I saw an article that named the top five cars newly licensed teens wanted. It listed:
And the number one most desired car is a Ford Mustang.
I’m not sure if old models were acceptable or if these kids polled wanted a brand spanking new ride.
Insane as it is, I know there are kids that are handed keys to a brand new vehicle for their sixteenth birthday.
Others get the family hand-me down.
Some have parents that'll pick up a used vehicle for a couple grand or maybe co-sign a loan for a used car.
Then, there’s a few, like me, whose parents felt if you want a car, buy one you can afford. This was another example of where I learned what you want and what you get are often two very different things.
I started working part-time when I was fifteen but I was seventeen before I was able to collect a fair amount of savings to purchase a car. Prior to that, I drove my mom’s mini-van when I had permission. After awhile, I was desperate for freedom. I decided my piggy bank was as full as it was gonna be, I had about $1500 to spend. I shopped the Pennysaver. This was before Craigslist and regular use of the internet. Hell, my family had just gotten a home computer and dial up. I can remember introducing my mom to AOL. What a mistake that was, but that’s a story for another day. I found an ad for a 1979 Monte Carlo. I took it for a test drive. I was in love. It could’ve only been sweeter if it were a Chevelle. Sadly, the Monte was not meant for me. It needed some work, the price was more than I could afford and they didn’t accept my best offer. Disappointed, but I was back on the hunt. I had trouble finding a reliable car in my price range. Then, my mom mentioned a friend she made on AOL (ironically, enough) was selling a car for a grand. It was an ’89 Nissan Sentra. It was beat up and worn, the body was rusted midway up the doors, but it ran well. I offered a couple hundred less than the asking price, he accepted. It might not have been the Monte Carlo or a Chevelle, but eight hundred dollars bought me freedom. All things considered it was a small price to pay.

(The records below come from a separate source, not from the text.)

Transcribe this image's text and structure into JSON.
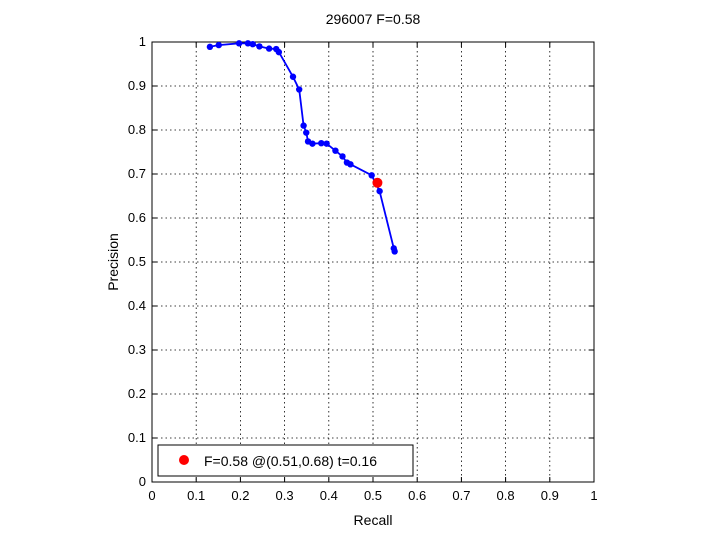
{
  "chart_data": {
    "type": "line",
    "title": "296007 F=0.58",
    "xlabel": "Recall",
    "ylabel": "Precision",
    "xlim": [
      0,
      1
    ],
    "ylim": [
      0,
      1
    ],
    "xticks": [
      "0",
      "0.1",
      "0.2",
      "0.3",
      "0.4",
      "0.5",
      "0.6",
      "0.7",
      "0.8",
      "0.9",
      "1"
    ],
    "yticks": [
      "0",
      "0.1",
      "0.2",
      "0.3",
      "0.4",
      "0.5",
      "0.6",
      "0.7",
      "0.8",
      "0.9",
      "1"
    ],
    "grid": true,
    "legend_position": "bottom-left",
    "series": [
      {
        "color": "#0000ff",
        "x": [
          0.131,
          0.151,
          0.197,
          0.217,
          0.228,
          0.243,
          0.265,
          0.281,
          0.287,
          0.319,
          0.333,
          0.343,
          0.349,
          0.353,
          0.363,
          0.383,
          0.395,
          0.415,
          0.431,
          0.441,
          0.449,
          0.497,
          0.515,
          0.547,
          0.549
        ],
        "y": [
          0.989,
          0.993,
          0.997,
          0.997,
          0.995,
          0.99,
          0.985,
          0.984,
          0.977,
          0.921,
          0.892,
          0.81,
          0.794,
          0.774,
          0.769,
          0.77,
          0.769,
          0.753,
          0.74,
          0.726,
          0.722,
          0.697,
          0.661,
          0.531,
          0.524
        ]
      }
    ],
    "best_point": {
      "color": "#ff0000",
      "x": 0.51,
      "y": 0.68,
      "label": "F=0.58 @(0.51,0.68) t=0.16"
    }
  }
}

That Sentra got me everywhere I needed to go. It wasn’t cute, it only got uglier over time, the windshield cracked, and the driver’s window stopped rolling down. Other than regular oil changes, the only time I put money into it was when I slid on ice and hit a median on the way to class one snowy cold day. I did a number on my control arm, but it still got me where I needed to be. I couldn’t complain.
I drove that car for a couple years and racked up miles with 25 mile commutes between home, work and college classes. Eventually, I was ready to take on a monthly car payment and I was able to get employee pricing on a Ford Contour (Frank was working for the dealer, at the time). I couldn’t get anything for my trade, so I sold it privately. My dad’s coworker had a daughter that just turned sixteen. $250 and it was hers. I’m sure it wasn’t what she wanted, either, but it meant freedom. I was happy to pass on the torch.
So, what did you want? And what did you get?